Richard Dale Richard_Dale at tipitina.demon.co.uk
Mon Sep 12 21:44:04 UTC 2005


On Monday 12 September 2005 19:22, Jens Herden wrote:
> Hi,
>
> > 1.  A clear goal or mission statement ie, "To offer the best KDE/Qt
> > development environment bar none."  I  think focusing on such a mission
> > statement will provide a better direction for thinking about what we want
> > to see in the new kdevelop.
>
> I can imagine that a mission statement will have some kind of value for
> marketing.
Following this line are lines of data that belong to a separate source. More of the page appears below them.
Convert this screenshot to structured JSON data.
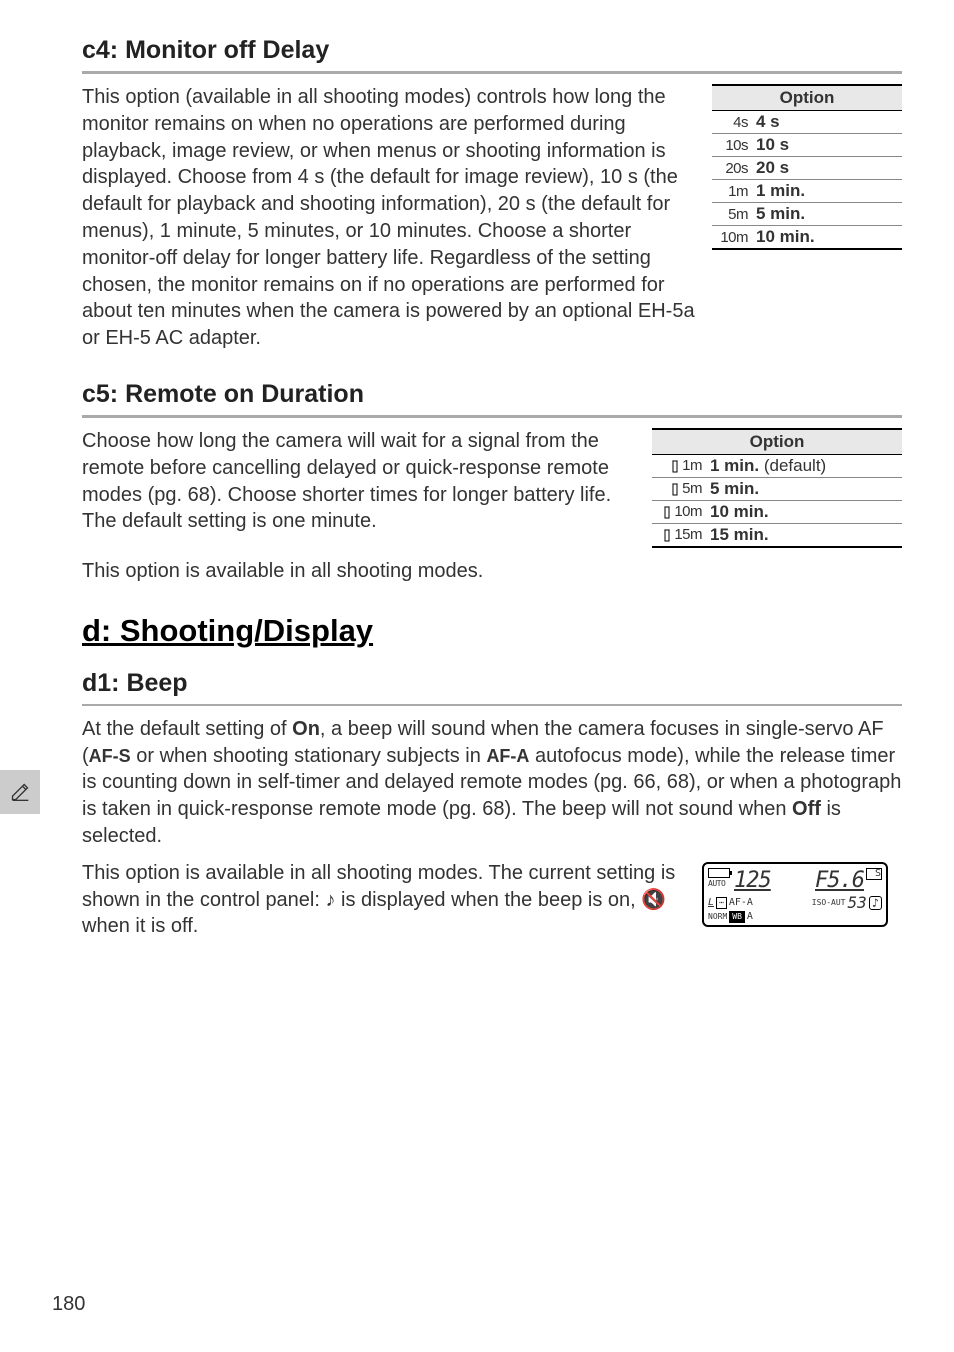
{
  "c4": {
    "heading": "c4: Monitor off Delay",
    "body": "This option (available in all shooting modes) controls how long the monitor remains on when no operations are performed during playback, image review, or when menus or shooting information is displayed.  Choose from 4 s (the default for image review), 10 s (the default for playback and shooting information), 20 s (the default for menus), 1 minute, 5 minutes, or 10 minutes.  Choose a shorter monitor-off delay for longer battery life.  Regardless of the setting chosen, the monitor remains on if no operations are performed for about ten minutes when the camera is powered by an optional EH-5a or EH-5 AC adapter.",
    "table": {
      "header": "Option",
      "rows": [
        {
          "sym": "4s",
          "label": "4 s"
        },
        {
          "sym": "10s",
          "label": "10 s"
        },
        {
          "sym": "20s",
          "label": "20 s"
        },
        {
          "sym": "1m",
          "label": "1 min."
        },
        {
          "sym": "5m",
          "label": "5 min."
        },
        {
          "sym": "10m",
          "label": "10 min."
        }
      ]
    }
  },
  "c5": {
    "heading": "c5: Remote on Duration",
    "body": "Choose how long the camera will wait for a signal from the remote before cancelling delayed or quick-response remote modes (pg. 68).  Choose shorter times for longer battery life.  The default setting is one minute.",
    "foot": "This option is available in all shooting modes.",
    "table": {
      "header": "Option",
      "rows": [
        {
          "sym": "1m",
          "label": "1 min.",
          "extra": " (default)"
        },
        {
          "sym": "5m",
          "label": "5 min.",
          "extra": ""
        },
        {
          "sym": "10m",
          "label": "10 min.",
          "extra": ""
        },
        {
          "sym": "15m",
          "label": "15 min.",
          "extra": ""
        }
      ]
    }
  },
  "d": {
    "heading": "d: Shooting/Display"
  },
  "d1": {
    "heading": "d1: Beep",
    "para1_pre": "At the default setting of ",
    "para1_on": "On",
    "para1_mid1": ", a beep will sound when the camera focuses in single-servo AF (",
    "afs": "AF-S",
    "para1_mid2": " or when shooting stationary subjects in ",
    "afa": "AF-A",
    "para1_mid3": " autofocus mode), while the release timer is counting down in self-timer and delayed remote modes (pg. 66, 68), or when a photograph is taken in quick-response remote mode (pg. 68).  The beep will not sound when ",
    "off": "Off",
    "para1_end": " is selected.",
    "para2_pre": "This option is available in all shooting modes.  The current setting is shown in the control panel: ",
    "beep_icon": "♪",
    "para2_mid": " is displayed when the beep is on, ",
    "mute_icon": "🔇",
    "para2_end": " when it is off."
  },
  "lcd": {
    "shutter": "125",
    "aperture": "F5.6",
    "s_icon": "S",
    "auto": "AUTO",
    "l": "L",
    "afa": "AF-A",
    "iso": "ISO-AUT",
    "count": "53",
    "note": "♪",
    "norm": "NORM",
    "wb": "WB",
    "a": "A"
  },
  "page_number": "180"
}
But it would not affect me much and I doubt that many other
> developers would be affected by such a statement.
> But thinking about the direction is indeed a very good idea.
>
> > 2.  Rebranding in the future and a new development name now.  As a
> > suggestion, how about 'Orange Julius' for a development name ;)
>
> I do not care about this. Call it as you like.
>
> > 3.  A source code policy.  Currently, KDevelop's source code is
> > atrocious. Even in the new trunk branch, we have a dozen different coding
> > styles with some individual files having more than one coding style. 
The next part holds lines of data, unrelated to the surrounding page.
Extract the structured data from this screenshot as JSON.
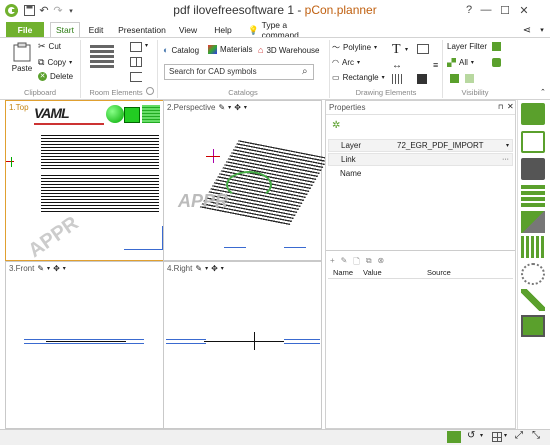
{
  "window": {
    "title_main": "pdf ilovefreesoftware 1 - ",
    "title_app": "pCon.planner",
    "command": "Type a command"
  },
  "tabs": [
    "File",
    "Start",
    "Edit",
    "Presentation",
    "View",
    "Help"
  ],
  "ribbon": {
    "clipboard": {
      "paste": "Paste",
      "cut": "Cut",
      "copy": "Copy",
      "delete": "Delete",
      "group": "Clipboard"
    },
    "room_elements": {
      "group": "Room Elements"
    },
    "catalogs": {
      "catalog": "Catalog",
      "materials": "Materials",
      "warehouse": "3D Warehouse",
      "search_placeholder": "Search for CAD symbols",
      "group": "Catalogs"
    },
    "drawing": {
      "polyline": "Polyline",
      "arc": "Arc",
      "rectangle": "Rectangle",
      "group": "Drawing Elements"
    },
    "visibility": {
      "layer_filter": "Layer Filter",
      "all": "All",
      "group": "Visibility"
    }
  },
  "viewports": [
    {
      "label": "1.Top"
    },
    {
      "label": "2.Perspective"
    },
    {
      "label": "3.Front"
    },
    {
      "label": "4.Right"
    }
  ],
  "properties": {
    "title": "Properties",
    "rows": [
      {
        "label": "Layer",
        "value": "72_EGR_PDF_IMPORT"
      },
      {
        "label": "Link",
        "value": ""
      },
      {
        "label": "Name",
        "value": ""
      }
    ],
    "columns": [
      "Name",
      "Value",
      "Source"
    ]
  },
  "logo_text": "VAML",
  "watermark": "APPR",
  "colors": {
    "file_tab": "#71b12e",
    "accent": "#c06010",
    "green_icon": "#5aa02c"
  }
}
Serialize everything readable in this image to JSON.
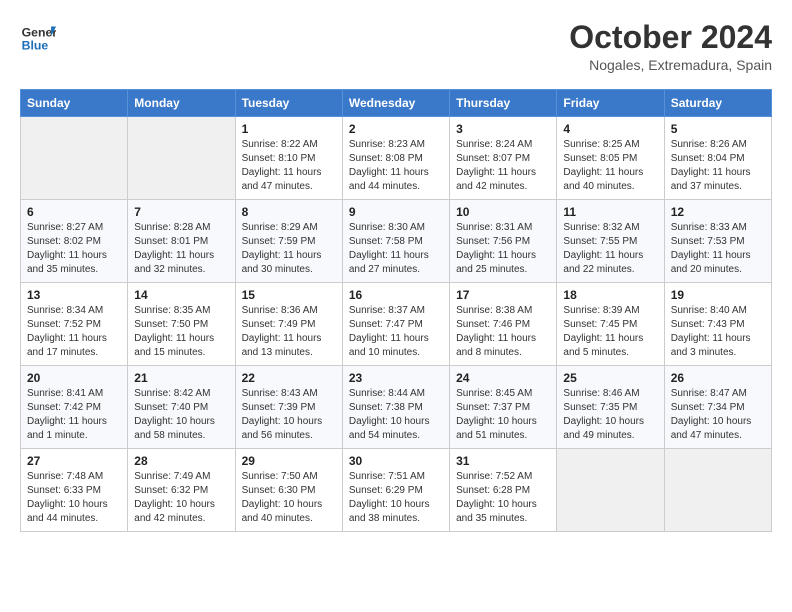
{
  "header": {
    "logo_line1": "General",
    "logo_line2": "Blue",
    "month": "October 2024",
    "location": "Nogales, Extremadura, Spain"
  },
  "weekdays": [
    "Sunday",
    "Monday",
    "Tuesday",
    "Wednesday",
    "Thursday",
    "Friday",
    "Saturday"
  ],
  "weeks": [
    [
      {
        "day": "",
        "info": ""
      },
      {
        "day": "",
        "info": ""
      },
      {
        "day": "1",
        "info": "Sunrise: 8:22 AM\nSunset: 8:10 PM\nDaylight: 11 hours and 47 minutes."
      },
      {
        "day": "2",
        "info": "Sunrise: 8:23 AM\nSunset: 8:08 PM\nDaylight: 11 hours and 44 minutes."
      },
      {
        "day": "3",
        "info": "Sunrise: 8:24 AM\nSunset: 8:07 PM\nDaylight: 11 hours and 42 minutes."
      },
      {
        "day": "4",
        "info": "Sunrise: 8:25 AM\nSunset: 8:05 PM\nDaylight: 11 hours and 40 minutes."
      },
      {
        "day": "5",
        "info": "Sunrise: 8:26 AM\nSunset: 8:04 PM\nDaylight: 11 hours and 37 minutes."
      }
    ],
    [
      {
        "day": "6",
        "info": "Sunrise: 8:27 AM\nSunset: 8:02 PM\nDaylight: 11 hours and 35 minutes."
      },
      {
        "day": "7",
        "info": "Sunrise: 8:28 AM\nSunset: 8:01 PM\nDaylight: 11 hours and 32 minutes."
      },
      {
        "day": "8",
        "info": "Sunrise: 8:29 AM\nSunset: 7:59 PM\nDaylight: 11 hours and 30 minutes."
      },
      {
        "day": "9",
        "info": "Sunrise: 8:30 AM\nSunset: 7:58 PM\nDaylight: 11 hours and 27 minutes."
      },
      {
        "day": "10",
        "info": "Sunrise: 8:31 AM\nSunset: 7:56 PM\nDaylight: 11 hours and 25 minutes."
      },
      {
        "day": "11",
        "info": "Sunrise: 8:32 AM\nSunset: 7:55 PM\nDaylight: 11 hours and 22 minutes."
      },
      {
        "day": "12",
        "info": "Sunrise: 8:33 AM\nSunset: 7:53 PM\nDaylight: 11 hours and 20 minutes."
      }
    ],
    [
      {
        "day": "13",
        "info": "Sunrise: 8:34 AM\nSunset: 7:52 PM\nDaylight: 11 hours and 17 minutes."
      },
      {
        "day": "14",
        "info": "Sunrise: 8:35 AM\nSunset: 7:50 PM\nDaylight: 11 hours and 15 minutes."
      },
      {
        "day": "15",
        "info": "Sunrise: 8:36 AM\nSunset: 7:49 PM\nDaylight: 11 hours and 13 minutes."
      },
      {
        "day": "16",
        "info": "Sunrise: 8:37 AM\nSunset: 7:47 PM\nDaylight: 11 hours and 10 minutes."
      },
      {
        "day": "17",
        "info": "Sunrise: 8:38 AM\nSunset: 7:46 PM\nDaylight: 11 hours and 8 minutes."
      },
      {
        "day": "18",
        "info": "Sunrise: 8:39 AM\nSunset: 7:45 PM\nDaylight: 11 hours and 5 minutes."
      },
      {
        "day": "19",
        "info": "Sunrise: 8:40 AM\nSunset: 7:43 PM\nDaylight: 11 hours and 3 minutes."
      }
    ],
    [
      {
        "day": "20",
        "info": "Sunrise: 8:41 AM\nSunset: 7:42 PM\nDaylight: 11 hours and 1 minute."
      },
      {
        "day": "21",
        "info": "Sunrise: 8:42 AM\nSunset: 7:40 PM\nDaylight: 10 hours and 58 minutes."
      },
      {
        "day": "22",
        "info": "Sunrise: 8:43 AM\nSunset: 7:39 PM\nDaylight: 10 hours and 56 minutes."
      },
      {
        "day": "23",
        "info": "Sunrise: 8:44 AM\nSunset: 7:38 PM\nDaylight: 10 hours and 54 minutes."
      },
      {
        "day": "24",
        "info": "Sunrise: 8:45 AM\nSunset: 7:37 PM\nDaylight: 10 hours and 51 minutes."
      },
      {
        "day": "25",
        "info": "Sunrise: 8:46 AM\nSunset: 7:35 PM\nDaylight: 10 hours and 49 minutes."
      },
      {
        "day": "26",
        "info": "Sunrise: 8:47 AM\nSunset: 7:34 PM\nDaylight: 10 hours and 47 minutes."
      }
    ],
    [
      {
        "day": "27",
        "info": "Sunrise: 7:48 AM\nSunset: 6:33 PM\nDaylight: 10 hours and 44 minutes."
      },
      {
        "day": "28",
        "info": "Sunrise: 7:49 AM\nSunset: 6:32 PM\nDaylight: 10 hours and 42 minutes."
      },
      {
        "day": "29",
        "info": "Sunrise: 7:50 AM\nSunset: 6:30 PM\nDaylight: 10 hours and 40 minutes."
      },
      {
        "day": "30",
        "info": "Sunrise: 7:51 AM\nSunset: 6:29 PM\nDaylight: 10 hours and 38 minutes."
      },
      {
        "day": "31",
        "info": "Sunrise: 7:52 AM\nSunset: 6:28 PM\nDaylight: 10 hours and 35 minutes."
      },
      {
        "day": "",
        "info": ""
      },
      {
        "day": "",
        "info": ""
      }
    ]
  ]
}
> > This makes things very hard to read...  I think your coding style is
> > brilliant and beautiful. It is very easy to read and clear.  I think we
> > should adopt one coding style throughout KDevelop svn and stick to it. 
> > Pick one and stick to it. Add Kate modelines for everything and give us
> > an astyle setting to use. BTW, the astyle settings should be made a per
> > project plugin, because different projects people work on have different
> > astyles...
>
> If a coding style is beautiful or not is definitely a matter of taste.
> Since people have different taste they have different coding style. That is
> life. But I agree that there should be guidelines, but I do not see that
> the whole code must follow the same guidelines. Mixed style in one file
> should be avoided and cleaned if found.
> But personally I have no problems reading code from people with different
> styles. I see coding as a kind of art where people express themself in
> different styles, each with its own advantages and disadvantages.
>
> > 4.  Standards for kdevelop source.  No more useless comments.  Comments
> > should only be necessary if:
> > 	a) Something _really_difficult_ or unobvious is going on.
> > 	b) It is a public library/interface and comments are needed for
> > documentation.
>
> "useless" for whom? I know many comments that could be removed without any
> doubt. But I also saw many comments that were helpfull for me to understand
> the code quicker and this was not only in really difficult situations. What
> might be useless for you can of course be usefull for others. Have mercy
> with people not as skilled as you.
> Why should a non public libray/interface not get commented? Because it is
> internal and what is internal is only for people who do not need comments?
>
> > 5.  We should limit the amount of plugins/language parts in kdevelop's
> > svn to only those that are best of breed and meet our new mission
> > statement. This means broken/buggy or unmaintained plugins should be
> > removed from svn. I think the only language parts that should go in
> > kdevelop's svn are ones that enjoy wide usage among KDE developers.
>
> Why only KDE developers? I guess there are also people out there who do not
> develop for KDE with KDevelop. So the basic question is what is widely used
> from KDevelop. I have no idea how this question could be answered. But
> thinking only about KDE seems a bit shortsighted to me.
I agree with Jen's pragmatic replies. In the real world, programmers tend to 
layout code according to their own taste, and there is no one right way to 
write code. As a professional programmer doing unpaid work on KDevelop, I 
certainly don't appreciate being told how to write comments and layout code. 
I didn't find any of the code the I've maintained in KDevelop particularly 
hard to follow.

A good name for KDevelop4 might be KDevelop4. Calling KDevelop3 'gideon' 
wasn't a particularly good idea in my opinion. I have no idea why we need a 
'Mission Statement' to give ourselves a sense of direction. We can carry on 
subjecting changes to peer review in the usual way for a KDE project. We're 
more in need of more people 'doing stuff', than mission statements.